I was quite impressed with the host, Dr. Rachael Turkienicz, who is a very deep person and explores questions pertaining to women and spirituality with one guest each week. By way of introduction to my book, she served up a rather troubling story from her own life. When Rachael's daughter was in kindergarten, she came home one day and looking crestfallen, asked her mother: "Am I hot?" Dr. Turkienicz asked for clarification.
"Well my friend said she's hot, but I'm not hot. Mommy, am I? Am I hot?"
Dr. Turkienicz then suggested that if her friend was hot, perhaps she should have a drink of water or remove a layer of clothing.
Now, I'm sure there are people out there who will disagree with that response, but I think it was pitch-perfect. Not everything has to be explained when you're six!
I thought about innocence again on Wednesday night, when I met a bunch of students at Fordham University. After my talk, one young woman confessed that recently, holding a guy's hand in a movie theater had felt like a big deal to her. Without giving out too much information, suffice it to say that she was a very attractive and outgoing coed. Yet her friends had all made fun of her and called her a prude.
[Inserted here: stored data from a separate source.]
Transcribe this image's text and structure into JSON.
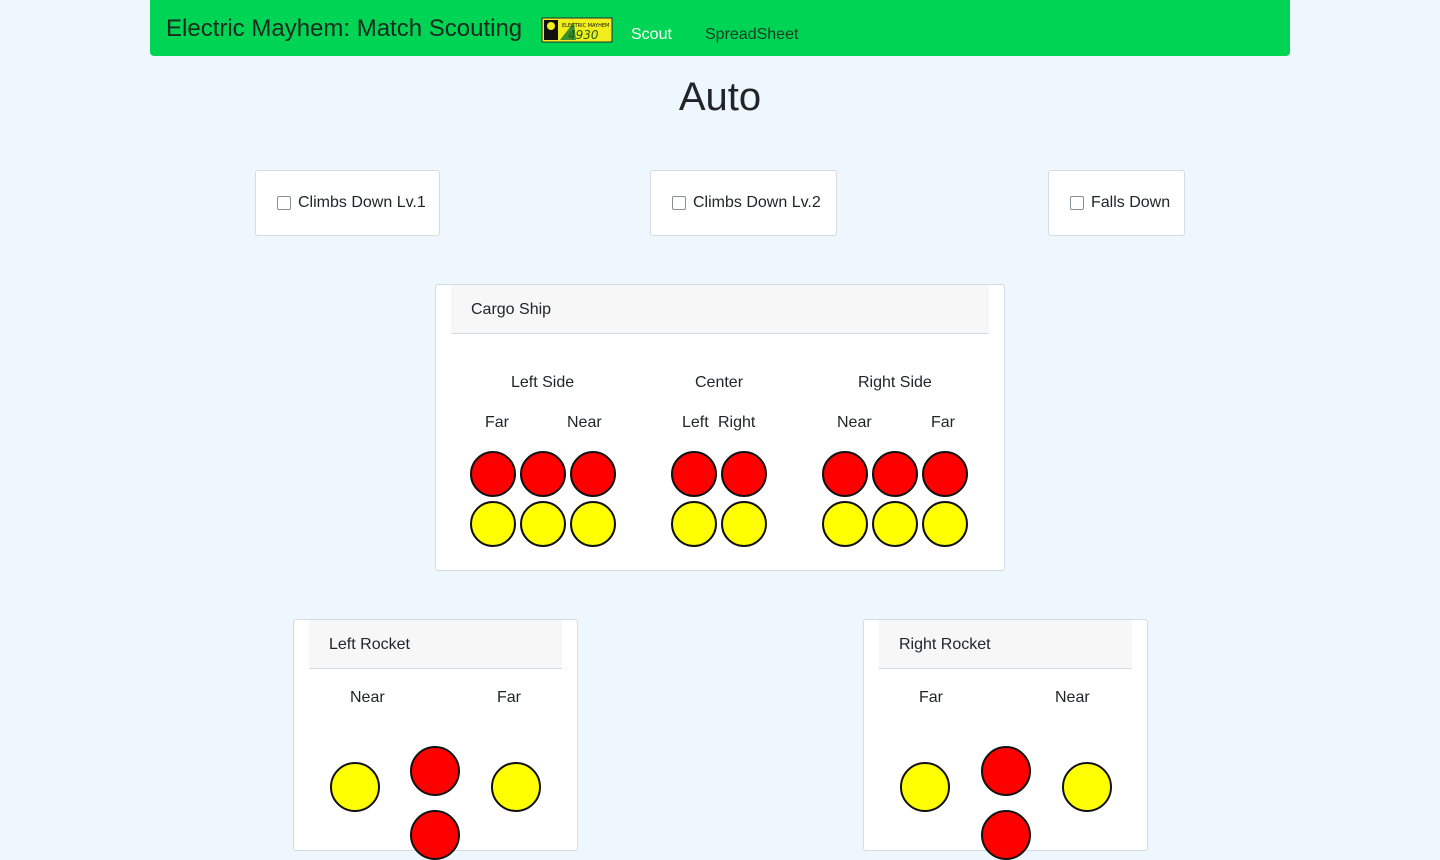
{
  "header": {
    "title": "Electric Mayhem: Match Scouting",
    "logo_text": "ELECTRIC MAYHEM",
    "logo_number": "4930",
    "nav": [
      {
        "label": "Scout"
      },
      {
        "label": "SpreadSheet"
      }
    ]
  },
  "page": {
    "title": "Auto"
  },
  "checks": [
    {
      "label": "Climbs Down Lv.1",
      "checked": false
    },
    {
      "label": "Climbs Down Lv.2",
      "checked": false
    },
    {
      "label": "Falls Down",
      "checked": false
    }
  ],
  "cargo_ship": {
    "title": "Cargo Ship",
    "sections": [
      {
        "label": "Left Side",
        "sub": [
          "Far",
          "Near"
        ]
      },
      {
        "label": "Center",
        "sub": [
          "Left",
          "Right"
        ]
      },
      {
        "label": "Right Side",
        "sub": [
          "Near",
          "Far"
        ]
      }
    ]
  },
  "left_rocket": {
    "title": "Left Rocket",
    "sub": [
      "Near",
      "Far"
    ]
  },
  "right_rocket": {
    "title": "Right Rocket",
    "sub": [
      "Far",
      "Near"
    ]
  },
  "colors": {
    "navbar": "#00d455",
    "background": "#eef6fe",
    "hatch": "#ffff00",
    "cargo": "#ff0000"
  }
}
Look, to each his own. But if you start with the pressure to look hot at age six, probably you're on a track to thinking holding hands is nothing special by age 18. And so the irony is, when we are deprived of the concept of innocence, later on we often miss out on the passion.
Due to the ideological response to these issues--all the false dichotomies such as "anti-sex vs. pro-sex"-- we don't often hear it, but the jadedness contest doesn't make room for much fireworks.
On a practical note, a big thank you to Jenna Felz for making the Fordham event such a success. Thanks to her organizational efforts we had a turnout of around 200 students! Some really terrific questions emerged from the audience--but I think I'll save those for another blog.